CONTRATAPA
› Por Fernando Signorini *
Creo que no habían pesado dos segundos siquiera del hecho que, por sí solo, justificó, a mi juicio, la totalidad del muy mediocre mundial de fútbol 2006 disputado en Alemania, y yo ya estaba no solo comprendiendo sino también justificando la –para muchos– incomprensible e injustificable agresión con que Zinedine Zidane decidió poner un digno broche de oro a su fantástica saga deportiva. La tarjeta roja esgrimida por el árbitro Horacio Elizondo se me antojó tan obvia como las razones que, intuí, tuvo Zizou para merecerla.
Con la íntima certeza de que mi parecer estaba respaldado más por el instinto que por la razón, decidí dejar pasar un tiempo prudencial que sirviera para que el beneficio de la reflexión junto al valor agregado de otras opiniones terminara por enriquecer su contenido final.
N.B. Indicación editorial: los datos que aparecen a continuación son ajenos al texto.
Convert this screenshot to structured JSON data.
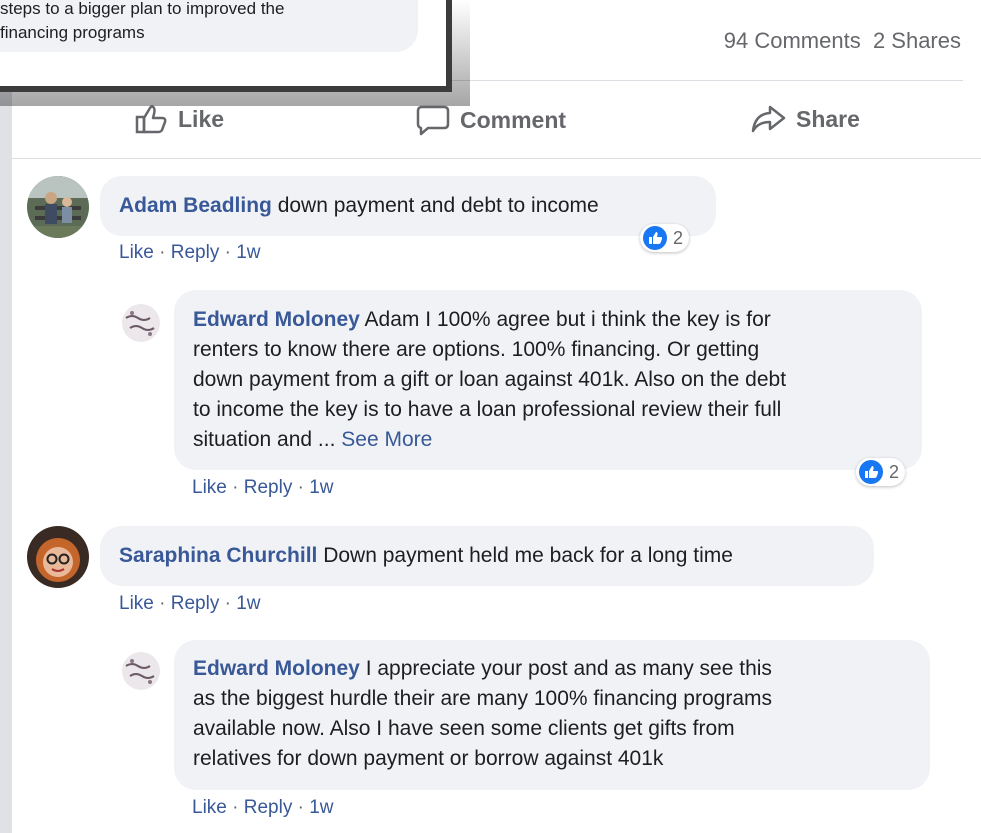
{
  "popup": {
    "line1": "steps to a bigger plan to improved the",
    "line2": "financing programs"
  },
  "post_stats": {
    "comments": "94 Comments",
    "shares": "2 Shares"
  },
  "actions": {
    "like": "Like",
    "comment": "Comment",
    "share": "Share"
  },
  "comments": [
    {
      "author": "Adam Beadling",
      "text": " down payment and debt to income",
      "like": "Like",
      "reply": "Reply",
      "time": "1w",
      "reactions": "2",
      "replies": [
        {
          "author": "Edward Moloney",
          "lines": [
            " Adam I 100% agree but i think the key is for",
            "renters to know there are options. 100% financing. Or getting",
            "down payment from a gift or loan against 401k. Also on the debt",
            "to income the key is to have a loan professional review their full",
            "situation and ... "
          ],
          "see_more": "See More",
          "like": "Like",
          "reply": "Reply",
          "time": "1w",
          "reactions": "2"
        }
      ]
    },
    {
      "author": "Saraphina Churchill",
      "text": " Down payment held me back for a long time",
      "like": "Like",
      "reply": "Reply",
      "time": "1w",
      "replies": [
        {
          "author": "Edward Moloney",
          "lines": [
            " I appreciate your post and as many see this",
            "as the biggest hurdle their are many 100% financing programs",
            "available now. Also I have seen some clients get gifts from",
            "relatives for down payment or borrow against 401k"
          ],
          "like": "Like",
          "reply": "Reply",
          "time": "1w"
        }
      ]
    }
  ],
  "colors": {
    "link": "#385898",
    "secondary_text": "#65676b",
    "bubble": "#f0f2f5",
    "like_blue": "#1877f2"
  }
}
Y bien, aquí estoy, sin poder determinar aún con exactitud qué porcentaje de razón o de instinto tiene mi conclusión, pero más convencido que nunca de que –tal como lo sospechaba– Zinedine tuvo razón. Como razón tendrán todos los hombres y mujeres que no vacilen en defender el supremo valor de su dignidad hasta las últimas consecuencias –más allá de las épocas– hasta el final de los tiempos. La reacción del capitán francés, qué duda cabe, tuvo la contundencia del toro que, sintiéndose herido, se abalanza con toda la furia de su indomable trapío en una última y decisiva cornada.
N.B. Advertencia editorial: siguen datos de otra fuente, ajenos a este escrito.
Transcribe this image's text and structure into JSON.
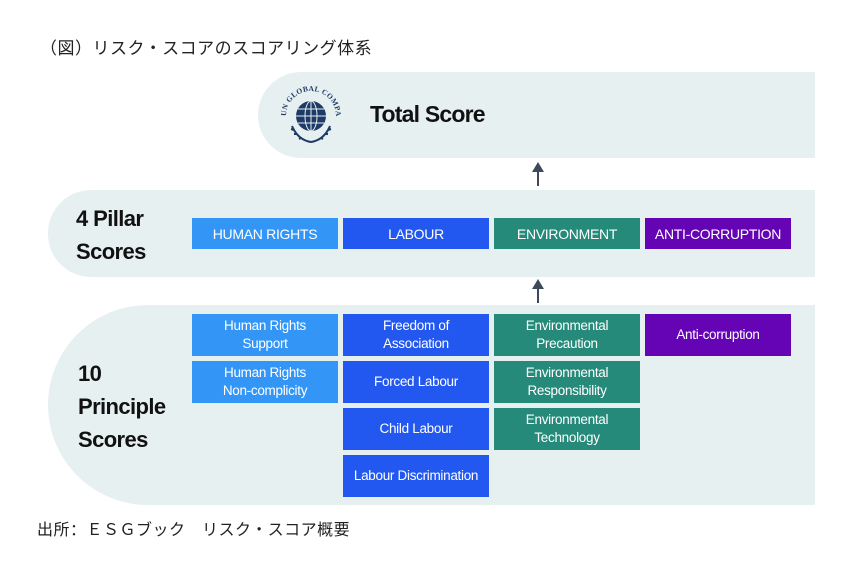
{
  "caption": "（図）リスク・スコアのスコアリング体系",
  "source": "出所：ＥＳＧブック　リスク・スコア概要",
  "total": {
    "title": "Total Score",
    "logo_text": "UN GLOBAL COMPACT",
    "logo_icon": "un-global-compact-logo"
  },
  "pillar": {
    "label_line1": "4 Pillar",
    "label_line2": "Scores",
    "items": [
      {
        "label": "HUMAN RIGHTS",
        "color": "#3396f7"
      },
      {
        "label": "LABOUR",
        "color": "#2358f0"
      },
      {
        "label": "ENVIRONMENT",
        "color": "#258a79"
      },
      {
        "label": "ANTI-CORRUPTION",
        "color": "#6404b4"
      }
    ]
  },
  "principle": {
    "label_line1": "10",
    "label_line2": "Principle",
    "label_line3": "Scores",
    "columns": [
      {
        "pillar": "HUMAN RIGHTS",
        "color": "#3396f7",
        "items": [
          {
            "line1": "Human Rights",
            "line2": "Support"
          },
          {
            "line1": "Human Rights",
            "line2": "Non-complicity"
          }
        ]
      },
      {
        "pillar": "LABOUR",
        "color": "#2358f0",
        "items": [
          {
            "line1": "Freedom of",
            "line2": "Association"
          },
          {
            "line1": "Forced Labour",
            "line2": ""
          },
          {
            "line1": "Child Labour",
            "line2": ""
          },
          {
            "line1": "Labour Discrimination",
            "line2": ""
          }
        ]
      },
      {
        "pillar": "ENVIRONMENT",
        "color": "#258a79",
        "items": [
          {
            "line1": "Environmental",
            "line2": "Precaution"
          },
          {
            "line1": "Environmental",
            "line2": "Responsibility"
          },
          {
            "line1": "Environmental",
            "line2": "Technology"
          }
        ]
      },
      {
        "pillar": "ANTI-CORRUPTION",
        "color": "#6404b4",
        "items": [
          {
            "line1": "Anti-corruption",
            "line2": ""
          }
        ]
      }
    ]
  },
  "colors": {
    "panel_bg": "#e7f0f1",
    "arrow": "#3e4a5a"
  }
}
Fue por ello que reaccionó (que afortunadamente reaccionó) porque la nobleza de sus principios no podía permanecer indiferente ante la puñalada trapera que lleva implícita la promiscua bajeza del agravio.
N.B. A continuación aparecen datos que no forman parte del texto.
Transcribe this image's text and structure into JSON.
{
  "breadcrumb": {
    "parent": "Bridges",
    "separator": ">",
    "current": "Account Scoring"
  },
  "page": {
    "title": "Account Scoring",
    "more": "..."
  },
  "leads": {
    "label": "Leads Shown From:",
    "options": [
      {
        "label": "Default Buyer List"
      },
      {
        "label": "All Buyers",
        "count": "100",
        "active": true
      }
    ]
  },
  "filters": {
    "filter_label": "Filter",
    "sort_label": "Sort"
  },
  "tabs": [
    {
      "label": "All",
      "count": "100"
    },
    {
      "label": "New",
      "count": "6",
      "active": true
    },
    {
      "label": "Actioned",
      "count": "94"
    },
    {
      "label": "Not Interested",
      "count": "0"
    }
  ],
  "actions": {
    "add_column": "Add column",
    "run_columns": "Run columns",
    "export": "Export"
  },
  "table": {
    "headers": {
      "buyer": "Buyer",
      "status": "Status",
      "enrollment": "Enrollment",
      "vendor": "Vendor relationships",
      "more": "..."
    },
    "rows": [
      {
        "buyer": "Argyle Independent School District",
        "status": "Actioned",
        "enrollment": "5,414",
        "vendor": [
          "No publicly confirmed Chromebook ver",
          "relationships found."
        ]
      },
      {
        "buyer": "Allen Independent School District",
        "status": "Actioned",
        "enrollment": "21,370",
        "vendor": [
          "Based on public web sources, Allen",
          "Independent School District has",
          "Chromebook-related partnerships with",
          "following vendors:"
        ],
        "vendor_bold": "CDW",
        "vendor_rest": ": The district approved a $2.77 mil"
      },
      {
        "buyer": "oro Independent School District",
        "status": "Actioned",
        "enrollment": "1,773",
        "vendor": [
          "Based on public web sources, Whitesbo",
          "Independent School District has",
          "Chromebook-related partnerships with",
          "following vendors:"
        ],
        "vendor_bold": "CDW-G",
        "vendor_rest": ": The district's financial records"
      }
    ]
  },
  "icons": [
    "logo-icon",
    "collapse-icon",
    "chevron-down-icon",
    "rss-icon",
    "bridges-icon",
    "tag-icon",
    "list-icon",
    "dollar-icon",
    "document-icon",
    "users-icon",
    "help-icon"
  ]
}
¿Qué pensaba Materazzi? ¿Que todos los hombres son iguales...? Pues no, hay muchos que todavía se resisten a formar parte de la decadente comparsa global. Son muchos todavía los que están dispuestos a privilegiar lo importante por sobre lo interesante, a despreciar –por despreciable– el ínfimo valor de lo superfluo.
Porque ¿qué importancia tiene un título del mundo si para conseguirlo debemos aceptar degradarnos hasta el extremo de negociar lo innegociable? ¿Que debería haber contado hasta diez? No, no, la ecuación fue perfecta, hasta diez le contaron a Materazzi, y mejor hubiera sido si le contaban hasta mil. “Bueno, pero festejó Italia”. ¿Y?... En pocos años ¿quién se acordará de ello...? En cambio ¿quién podrá olvidar el invalorable y emocionante mensaje del francés?
Hubo quienes preocupados por preservar la salud de este mundo hipócrita se preguntaban, ¿y ahora, cómo haremos para explicarles a los niños la reacción de Zidane? Muy simple, los niños tienen por lo general una gran facilidad para entender lo obvio.
Bastaría por ejemplo sugerirles la lectura de “El hombre mediocre” para que, a través de sus páginas, José Ingenieros les haga entender –como nadie– por qué un mundo en el que abunden hombres como Zidane sería infinitamente mejor que éste en el que, para desgracia de todos, pululan tantos Materazzis.
Tal vez peque de inocente, pero quiero creer (¡qué lindo si fuera cierto!) que el primer arrepentido de todo cuanto aconteció es el mismísimo defensor italiano. No tengo dudas de que, una vez acallado el rumor zumbón de los festejos, a solas con su conciencia, ha descubierto que las medallas más preciadas que un hombre puede lucir con inocultable orgullo no son precisamente aquellas que pueden colgarse en el cuello. Ya que ese privilegio está reservado a unos pocos elegidos que son, sin dudas, los verdaderos vencedores, aunque a veces, como en este caso, lleguen solamente segundos. Por ser hombres de pocas pulgas.
* Profesor de Educación Física, ex entrenador personal de Diego Maradona e integrante del cuerpo técnico de César Luis Menotti.